PKK'nın bastığı Ömerli'nin Pınarcık Köyü'nde kadın, çocuk demeden 33 kişi hayatını kaybetti. Midyat Efeler Köyü'nde 13 kişiyi öldürdüler. Hepsi sivil insanlardı.

Bu olaylar nedeni ile kendimizi korumak için korucu olduk. 'Ya bize adam vereceksiniz ya da öleceksiniz' dediler. Bazı köylerde insanlar gönüllü gönülsüz buna razı geldi. Ya devlete sığınacaktık ya da onların dediklerini yapacaktık. Korucu olmasaydık kendimizi koruyamazdık. 19 yaşında okulu bırakıp koruculuğa başladım.'

BAŞKA İŞ YAPAMADIK

Bölgede terörün en büyük mağdurlarından biri olduklarını söyleyen Kandemir, köylülerin yıllarca arazilerine, işlerine gidemediklerini söylüyor. Zaman zaman ektikleri araziler PKK tarafından yakılmış, hayvanları kaçırılmış. Köyünden dışarı çıkamayan köylülerin koruculuk tek geçim kaynağı haline dönüşmüş. Şimdi ise bu sürecin sonunda kendilerinin de silah bırakması halinde devletin bu durumu düşünmesi gerektiğini belirtiyor: 'Korucular da barışı istiyor.

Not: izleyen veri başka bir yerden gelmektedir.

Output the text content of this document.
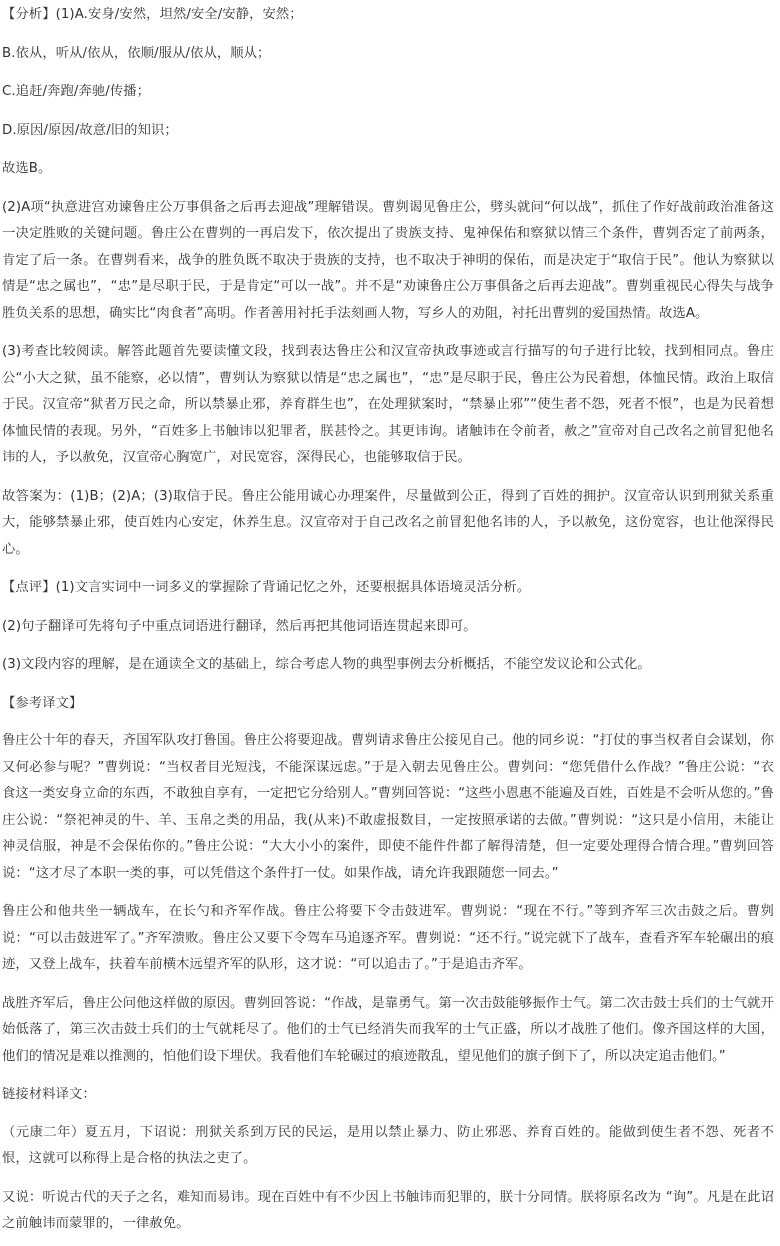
【分析】(1)A.安身/安然，坦然/安全/安静，安然；

B.依从，听从/依从，依顺/服从/依从，顺从；

C.追赶/奔跑/奔驰/传播；

D.原因/原因/故意/旧的知识；

故选B。

(2)A项“执意进宫劝谏鲁庄公万事俱备之后再去迎战”理解错误。曹刿谒见鲁庄公，劈头就问“何以战”，抓住了作好战前政治准备这一决定胜败的关键问题。鲁庄公在曹刿的一再启发下，依次提出了贵族支持、鬼神保佑和察狱以情三个条件，曹刿否定了前两条，肯定了后一条。在曹刿看来，战争的胜负既不取决于贵族的支持，也不取决于神明的保佑，而是决定于“取信于民”。他认为察狱以情是“忠之属也”，“忠”是尽职于民，于是肯定“可以一战”。并不是“劝谏鲁庄公万事俱备之后再去迎战”。曹刿重视民心得失与战争胜负关系的思想，确实比“肉食者”高明。作者善用衬托手法刻画人物，写乡人的劝阻，衬托出曹刿的爱国热情。故选A。

(3)考查比较阅读。解答此题首先要读懂文段，找到表达鲁庄公和汉宣帝执政事迹或言行描写的句子进行比较，找到相同点。鲁庄公“小大之狱，虽不能察，必以情”，曹刿认为察狱以情是“忠之属也”，“忠”是尽职于民，鲁庄公为民着想，体恤民情。政治上取信于民。汉宣帝“狱者万民之命，所以禁暴止邪，养育群生也”，在处理狱案时，“禁暴止邪”“使生者不怨，死者不恨”，也是为民着想体恤民情的表现。另外，“百姓多上书触讳以犯罪者，朕甚怜之。其更讳询。诸触讳在令前者，赦之”宣帝对自己改名之前冒犯他名讳的人，予以赦免，汉宣帝心胸宽广，对民宽容，深得民心，也能够取信于民。

故答案为：(1)B；(2)A；(3)取信于民。鲁庄公能用诚心办理案件，尽量做到公正，得到了百姓的拥护。汉宣帝认识到刑狱关系重大，能够禁暴止邪，使百姓内心安定，休养生息。汉宣帝对于自己改名之前冒犯他名讳的人，予以赦免，这份宽容，也让他深得民心。

【点评】(1)文言实词中一词多义的掌握除了背诵记忆之外，还要根据具体语境灵活分析。

(2)句子翻译可先将句子中重点词语进行翻译，然后再把其他词语连贯起来即可。

(3)文段内容的理解，是在通读全文的基础上，综合考虑人物的典型事例去分析概括，不能空发议论和公式化。

【参考译文】

鲁庄公十年的春天，齐国军队攻打鲁国。鲁庄公将要迎战。曹刿请求鲁庄公接见自己。他的同乡说：“打仗的事当权者自会谋划，你又何必参与呢？”曹刿说：“当权者目光短浅，不能深谋远虑。”于是入朝去见鲁庄公。曹刿问：“您凭借什么作战？”鲁庄公说：“衣食这一类安身立命的东西，不敢独自享有，一定把它分给别人。”曹刿回答说：“这些小恩惠不能遍及百姓，百姓是不会听从您的。”鲁庄公说：“祭祀神灵的牛、羊、玉帛之类的用品，我(从来)不敢虚报数目，一定按照承诺的去做。”曹刿说：“这只是小信用，未能让神灵信服，神是不会保佑你的。”鲁庄公说：“大大小小的案件，即使不能件件都了解得清楚，但一定要处理得合情合理。”曹刿回答说：“这才尽了本职一类的事，可以凭借这个条件打一仗。如果作战，请允许我跟随您一同去。”

鲁庄公和他共坐一辆战车，在长勺和齐军作战。鲁庄公将要下令击鼓进军。曹刿说：“现在不行。”等到齐军三次击鼓之后。曹刿说：“可以击鼓进军了。”齐军溃败。鲁庄公又要下令驾车马追逐齐军。曹刿说：“还不行。”说完就下了战车，查看齐军车轮碾出的痕迹，又登上战车，扶着车前横木远望齐军的队形，这才说：“可以追击了。”于是追击齐军。

战胜齐军后，鲁庄公问他这样做的原因。曹刿回答说：“作战，是靠勇气。第一次击鼓能够振作士气。第二次击鼓士兵们的士气就开始低落了，第三次击鼓士兵们的士气就耗尽了。他们的士气已经消失而我军的士气正盛，所以才战胜了他们。像齐国这样的大国，他们的情况是难以推测的，怕他们设下埋伏。我看他们车轮碾过的痕迹散乱，望见他们的旗子倒下了，所以决定追击他们。”

链接材料译文：

（元康二年）夏五月，下诏说：刑狱关系到万民的民运，是用以禁止暴力、防止邪恶、养育百姓的。能做到使生者不怨、死者不恨，这就可以称得上是合格的执法之吏了。

又说：听说古代的天子之名，难知而易讳。现在百姓中有不少因上书触讳而犯罪的，朕十分同情。朕将原名改为 “询”。凡是在此诏之前触讳而蒙罪的，一律赦免。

Neden istemesinler.

Korucunun aldığı maaş 850 lira.. Bugün PKK silah bıraksın, biz de silah bırakırız. Otuz yıldır bir mücadele var. Korucular bir bedel ödediler. Silah bırakıldıktan sonra devlet elbette bizi de düşünecektir.

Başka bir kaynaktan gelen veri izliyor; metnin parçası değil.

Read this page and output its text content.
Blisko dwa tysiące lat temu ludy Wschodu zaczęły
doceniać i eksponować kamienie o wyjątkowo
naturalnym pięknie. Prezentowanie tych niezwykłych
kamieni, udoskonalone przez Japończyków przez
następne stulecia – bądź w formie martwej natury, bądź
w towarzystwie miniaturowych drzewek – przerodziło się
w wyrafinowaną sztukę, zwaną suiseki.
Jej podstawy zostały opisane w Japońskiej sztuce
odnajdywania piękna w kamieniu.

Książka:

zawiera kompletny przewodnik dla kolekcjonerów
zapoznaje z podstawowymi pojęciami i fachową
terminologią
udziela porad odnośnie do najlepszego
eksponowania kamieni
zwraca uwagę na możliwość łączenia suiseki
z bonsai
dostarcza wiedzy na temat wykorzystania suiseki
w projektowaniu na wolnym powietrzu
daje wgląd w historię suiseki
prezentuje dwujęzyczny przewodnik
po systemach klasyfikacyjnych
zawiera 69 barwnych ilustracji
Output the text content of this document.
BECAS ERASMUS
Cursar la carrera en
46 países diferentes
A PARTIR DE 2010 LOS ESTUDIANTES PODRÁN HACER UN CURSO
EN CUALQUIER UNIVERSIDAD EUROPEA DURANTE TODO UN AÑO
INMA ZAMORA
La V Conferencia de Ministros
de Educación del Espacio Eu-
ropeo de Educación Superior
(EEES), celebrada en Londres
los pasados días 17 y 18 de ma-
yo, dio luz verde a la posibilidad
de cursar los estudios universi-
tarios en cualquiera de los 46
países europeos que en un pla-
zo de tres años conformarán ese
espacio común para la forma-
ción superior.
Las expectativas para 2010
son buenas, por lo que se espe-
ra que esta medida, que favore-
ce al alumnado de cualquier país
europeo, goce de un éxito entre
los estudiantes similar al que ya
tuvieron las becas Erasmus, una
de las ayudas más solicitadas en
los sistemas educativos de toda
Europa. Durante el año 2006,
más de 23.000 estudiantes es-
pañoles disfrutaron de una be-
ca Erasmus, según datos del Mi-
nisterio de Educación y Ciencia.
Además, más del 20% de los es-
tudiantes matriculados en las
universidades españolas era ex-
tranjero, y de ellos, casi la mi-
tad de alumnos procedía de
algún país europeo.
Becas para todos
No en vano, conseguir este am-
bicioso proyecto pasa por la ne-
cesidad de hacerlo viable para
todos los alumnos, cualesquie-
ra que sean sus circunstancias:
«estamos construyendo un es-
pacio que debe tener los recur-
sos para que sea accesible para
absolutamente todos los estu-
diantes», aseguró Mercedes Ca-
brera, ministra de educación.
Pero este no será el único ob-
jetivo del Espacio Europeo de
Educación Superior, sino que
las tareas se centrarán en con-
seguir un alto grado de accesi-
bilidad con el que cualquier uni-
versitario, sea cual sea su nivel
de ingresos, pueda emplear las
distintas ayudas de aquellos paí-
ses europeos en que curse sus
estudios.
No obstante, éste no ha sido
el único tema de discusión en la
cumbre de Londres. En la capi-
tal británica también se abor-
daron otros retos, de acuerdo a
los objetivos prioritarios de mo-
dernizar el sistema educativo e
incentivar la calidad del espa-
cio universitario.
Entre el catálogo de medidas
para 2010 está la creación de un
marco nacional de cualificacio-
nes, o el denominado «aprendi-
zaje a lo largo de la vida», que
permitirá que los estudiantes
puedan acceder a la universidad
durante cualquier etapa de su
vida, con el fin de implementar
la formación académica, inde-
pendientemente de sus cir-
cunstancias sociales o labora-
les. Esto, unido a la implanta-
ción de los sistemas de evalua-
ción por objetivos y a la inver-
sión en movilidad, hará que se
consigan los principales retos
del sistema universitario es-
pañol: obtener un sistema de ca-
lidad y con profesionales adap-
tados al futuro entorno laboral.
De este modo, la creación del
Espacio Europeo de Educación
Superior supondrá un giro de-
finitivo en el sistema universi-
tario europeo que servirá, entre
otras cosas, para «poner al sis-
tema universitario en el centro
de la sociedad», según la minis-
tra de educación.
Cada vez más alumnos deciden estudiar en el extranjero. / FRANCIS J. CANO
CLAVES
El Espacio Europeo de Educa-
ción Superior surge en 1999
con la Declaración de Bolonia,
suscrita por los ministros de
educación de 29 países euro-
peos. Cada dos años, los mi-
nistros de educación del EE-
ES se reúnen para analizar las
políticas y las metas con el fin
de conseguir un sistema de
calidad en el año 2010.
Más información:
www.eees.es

Bunun hesabı kitabı yapılacaktır. Bu kadar yıllık terörle mücadele sonucunda bir kan davası gibi bir durum ortaya çıktı. Bu insanların güvenliği var. Barış da olsa bölgenin bir kültürü var. PKK silah bıraksa sonrasında bize bir güvence verilmeli.'

PKK korucuları da bıraksın

Yaşanan bu süreçte PKK'nın elindeki kamu görevlilerinin serbest bırakılmasının önemli olduğunu söyleyen Kandemir, kamuoyuna yönelik bir sitemini de ifade ediyor: 'PKK'nın elindeki korucular gündeme gelmedi. PKK'nın elinde Sadi Özatak, Esat Faruk, Abdulvahap İlhan, Ahmet İlhan bulunuyor.'

Herkes elini taşın altına koymalı

Meydana gelen son gelişmeleri dikkatli bir biçimde izleyen korucular bu konuda ortak bir karara da varmışlar. Aldıkları bazı kararları ise basından önce devletle paylaşmak istediklerini belirten Orhan Kandemir 'kan duracaksa görüşmeler sürsün' diyerek şunları söyledi: 'Biz güçlü bir camiayız. Korucu dernekleri ile Bitlis'te, Van'da, Mardin'de, Şırnak'ta, Ankara'da toplantılar yaptık. Bu görüşler bütün korucuların görüşleri. Bütün korucu başları olarak ortak bir karara vardık. Ama önce içişleri bakanımızla, başbakanımızla paylaşmak istiyoruz. Ondan sonra kamuoyu ile paylaşalım. Tamam biz süreci destekliyoruz. Ondan kimsenin bir şüphesi olmasın. Sayın Başbakan'ın başlattığı bu süreci destekleyeceğiz ve arkasında olacağız. Ama dileğim şudur. Bütün siyasi partiler bütün sivil toplum kuruluşları bu süreci destekleyip taşın altına elini koymalıdır.'

Bu süreçte korucuların da görüşlerinin alınmasının önemli olduğunu belirten Kandemir, 'Bu sürece biz de korucu olarak dahil olmak istiyoruz. Bizi muhatap aldıkları zaman daha sağlıklı gelişmeler olur' diye konuştu.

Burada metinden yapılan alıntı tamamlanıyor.